Un Iran doté de l’arme nucléaire constituerait l’une des évolutions stratégiques les plus dangereuses pour le Moyen-Orient et l’Afrique. Le problème ne résiderait pas uniquement dans la possession d’une capacité nucléaire par Téhéran, mais dans la combinaison entre cette capacité, son opposition déclarée à Israël, son soutien à des organisations armées en Afrique du Nord et son influence croissante dans plusieurs théâtres régionaux.
Un Iran nucléaire pourrait bénéficier d’un parapluie stratégique permettant à ses partenaires armés d’exercer davantage de pression sur ses adversaires. Le risque serait particulièrement important pour Israël, mais ses conséquences pourraient s’étendre à la Méditerranée, à l’Afrique du Nord et au Sahel.
Israël serait le principal Etat exposé à cette nouvelle configuration. L’Iran dispose déjà d’un réseau d’acteurs armés comprenant notamment le Hezbollah au Liban, le Hamas, les Houthis au Yémen et plusieurs milices proches de Téhéran en Irak, en Syrie et en Algérie.
Si l’Iran devenait une puissance nucléaire, Israël pourrait être confronté à une situation dans laquelle une puissance hostile disposerait de l’arme nucléaire tout en conservant la possibilité de mener une guerre indirecte contre Israël par l’intermédiaire de groupes armés.
Le danger ne serait donc pas nécessairement qu’une organisation terroriste obtienne une arme nucléaire iranienne. Il serait plutôt qu’un groupe comme le Hezbollah, les Houthis, le Polisario, le JNIM, puisse agir en sachant qu’une confrontation avec l’Iran comporte désormais un risque d’escalade nucléaire.

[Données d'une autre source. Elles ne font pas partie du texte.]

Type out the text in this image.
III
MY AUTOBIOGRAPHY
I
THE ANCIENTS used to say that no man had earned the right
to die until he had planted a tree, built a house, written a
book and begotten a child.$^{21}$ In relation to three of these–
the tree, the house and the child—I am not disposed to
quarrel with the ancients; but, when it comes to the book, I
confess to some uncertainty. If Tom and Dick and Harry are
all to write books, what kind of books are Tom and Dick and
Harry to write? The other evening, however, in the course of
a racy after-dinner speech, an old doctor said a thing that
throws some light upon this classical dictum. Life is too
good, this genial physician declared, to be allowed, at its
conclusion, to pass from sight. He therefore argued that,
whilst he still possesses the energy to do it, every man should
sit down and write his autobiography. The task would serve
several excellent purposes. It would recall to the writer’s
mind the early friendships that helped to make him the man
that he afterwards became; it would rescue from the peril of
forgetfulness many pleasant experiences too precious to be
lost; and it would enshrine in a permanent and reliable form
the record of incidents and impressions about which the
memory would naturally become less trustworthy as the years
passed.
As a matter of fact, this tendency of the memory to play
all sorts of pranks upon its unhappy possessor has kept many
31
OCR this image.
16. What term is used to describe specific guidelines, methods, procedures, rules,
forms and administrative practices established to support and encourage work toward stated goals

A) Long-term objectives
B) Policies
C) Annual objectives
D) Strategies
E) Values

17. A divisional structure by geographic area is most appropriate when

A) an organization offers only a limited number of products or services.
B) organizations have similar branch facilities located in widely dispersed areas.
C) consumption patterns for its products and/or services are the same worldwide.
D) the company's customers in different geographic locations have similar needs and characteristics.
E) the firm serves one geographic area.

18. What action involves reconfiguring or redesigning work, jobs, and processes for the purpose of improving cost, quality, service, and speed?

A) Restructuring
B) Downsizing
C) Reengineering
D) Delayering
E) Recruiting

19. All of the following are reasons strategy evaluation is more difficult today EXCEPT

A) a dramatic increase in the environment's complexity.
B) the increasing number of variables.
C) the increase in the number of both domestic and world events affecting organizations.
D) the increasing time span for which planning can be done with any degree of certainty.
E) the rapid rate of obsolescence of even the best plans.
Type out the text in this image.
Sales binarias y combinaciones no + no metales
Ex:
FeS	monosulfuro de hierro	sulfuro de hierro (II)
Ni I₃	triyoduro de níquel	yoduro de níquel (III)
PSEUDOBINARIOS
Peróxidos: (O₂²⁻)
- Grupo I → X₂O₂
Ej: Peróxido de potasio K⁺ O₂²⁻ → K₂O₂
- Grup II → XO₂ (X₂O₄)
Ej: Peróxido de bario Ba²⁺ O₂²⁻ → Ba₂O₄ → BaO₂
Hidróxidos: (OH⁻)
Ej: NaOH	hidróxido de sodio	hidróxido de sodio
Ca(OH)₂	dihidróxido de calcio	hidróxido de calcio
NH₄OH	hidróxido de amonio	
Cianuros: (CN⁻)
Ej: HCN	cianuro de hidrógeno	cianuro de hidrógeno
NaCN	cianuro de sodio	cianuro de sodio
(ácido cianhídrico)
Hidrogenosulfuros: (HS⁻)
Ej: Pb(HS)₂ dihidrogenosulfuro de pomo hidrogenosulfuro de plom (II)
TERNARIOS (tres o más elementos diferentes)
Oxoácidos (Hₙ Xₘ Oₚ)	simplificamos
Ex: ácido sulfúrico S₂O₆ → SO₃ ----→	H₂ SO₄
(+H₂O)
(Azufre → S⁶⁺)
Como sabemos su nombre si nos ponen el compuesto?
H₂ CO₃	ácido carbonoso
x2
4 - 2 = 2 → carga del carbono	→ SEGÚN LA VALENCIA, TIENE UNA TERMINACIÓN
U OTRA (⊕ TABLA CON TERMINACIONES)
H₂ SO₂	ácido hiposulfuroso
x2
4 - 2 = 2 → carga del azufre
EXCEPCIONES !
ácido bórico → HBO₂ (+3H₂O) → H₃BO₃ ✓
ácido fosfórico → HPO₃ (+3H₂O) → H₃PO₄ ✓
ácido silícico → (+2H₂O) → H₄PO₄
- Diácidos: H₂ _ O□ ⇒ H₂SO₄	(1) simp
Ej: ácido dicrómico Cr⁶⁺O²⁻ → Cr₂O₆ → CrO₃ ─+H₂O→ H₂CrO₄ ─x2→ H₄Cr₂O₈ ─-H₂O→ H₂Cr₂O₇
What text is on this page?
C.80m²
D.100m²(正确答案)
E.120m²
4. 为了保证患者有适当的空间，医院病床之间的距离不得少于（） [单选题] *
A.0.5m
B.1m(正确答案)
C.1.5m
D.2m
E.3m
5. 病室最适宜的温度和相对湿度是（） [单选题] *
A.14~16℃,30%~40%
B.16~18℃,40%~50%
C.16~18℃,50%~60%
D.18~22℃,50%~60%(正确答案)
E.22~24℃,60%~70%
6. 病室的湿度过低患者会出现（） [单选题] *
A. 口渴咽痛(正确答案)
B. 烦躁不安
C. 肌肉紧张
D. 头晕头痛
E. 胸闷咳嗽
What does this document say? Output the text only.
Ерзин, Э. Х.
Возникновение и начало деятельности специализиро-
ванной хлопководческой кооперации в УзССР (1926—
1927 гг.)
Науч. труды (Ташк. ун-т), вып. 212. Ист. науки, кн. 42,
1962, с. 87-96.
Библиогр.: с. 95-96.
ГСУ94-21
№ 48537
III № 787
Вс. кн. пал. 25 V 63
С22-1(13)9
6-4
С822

Cette situation va réduire l’action des pays européens et africains. Toute opération majeure contre l’Iran ou contre ses infrastructures stratégiques va comporter un risque d’escalade considérablement supérieur. Téhéran pourrait ainsi chercher à exploiter sa capacité nucléaire pour renforcer son influence conventionnelle et asymétrique.
La menace la plus sérieuse serait donc la combinaison de deux niveaux de confrontation. Au niveau stratégique, l’Iran disposerait d’une capacité nucléaire destinée à dissuader une attaque directe contre son territoire. Au niveau régional, ses partenaires armés pourraient continuer à mener des opérations contre Israël, les Etats-Unis et leurs alliés au Maroc, au Burkina Faso, au Mali, au Niger et dans le grand Sahel.
Cette combinaison créerait une forme de dissuasion particulièrement dangereuse. Elle pourrait encourager une politique de pression permanente : missiles, drones, attaques contre les infrastructures, actions maritimes, opérations clandestines et guerre informationnelle.
Le Hezbollah représente dans ce contexte un cas particulièrement sensible en raison de son implantation au Liban et de son importance dans la stratégie régionale iranienne. Les Houthis représentent quant à eux un risque stratégique pour la navigation en mer Rouge. Les milices irakiennes proches de Téhéran peuvent également contribuer à maintenir une pression sur les forces américaines et leurs partenaires. Le Polisario et les organisations jihadistes en Afrique vont également changer le paysage politique et économique.
Du point de vue des analystes occidentaux, l’apparition d’un Iran nucléaire dans un environnement nord-africain où certaines puissances entretiennent des relations politiques avec Téhéran est perçue comme une évolution très dangereuse.
Une question se pose. Pourquoi l’Algérie est importante pour l’Iran. L’Algérie est l’une des principales puissances militaires d’Afrique et possède une position stratégique entre la Méditerranée et le Sahel.
Si une crise éclatait entre Israël et l’Iran nucléaire, ses conséquences pourraient se propager vers l’Afrique et l’Europe par plusieurs voies : perturbation des routes maritimes, augmentation des trafics d’armes, radicalisation de certains réseaux et déplacement de combattants.
Le Sahel constitue le maillon particulièrement vulnérable de cette chaîne. Des organisations affiliées à Al-Qaïda ou à l’Etat islamique y sont déjà actives. Elles sont liées à l’Iran et à l’Algérie et profitent d’une dégradation générale de l’environnement sécuritaire.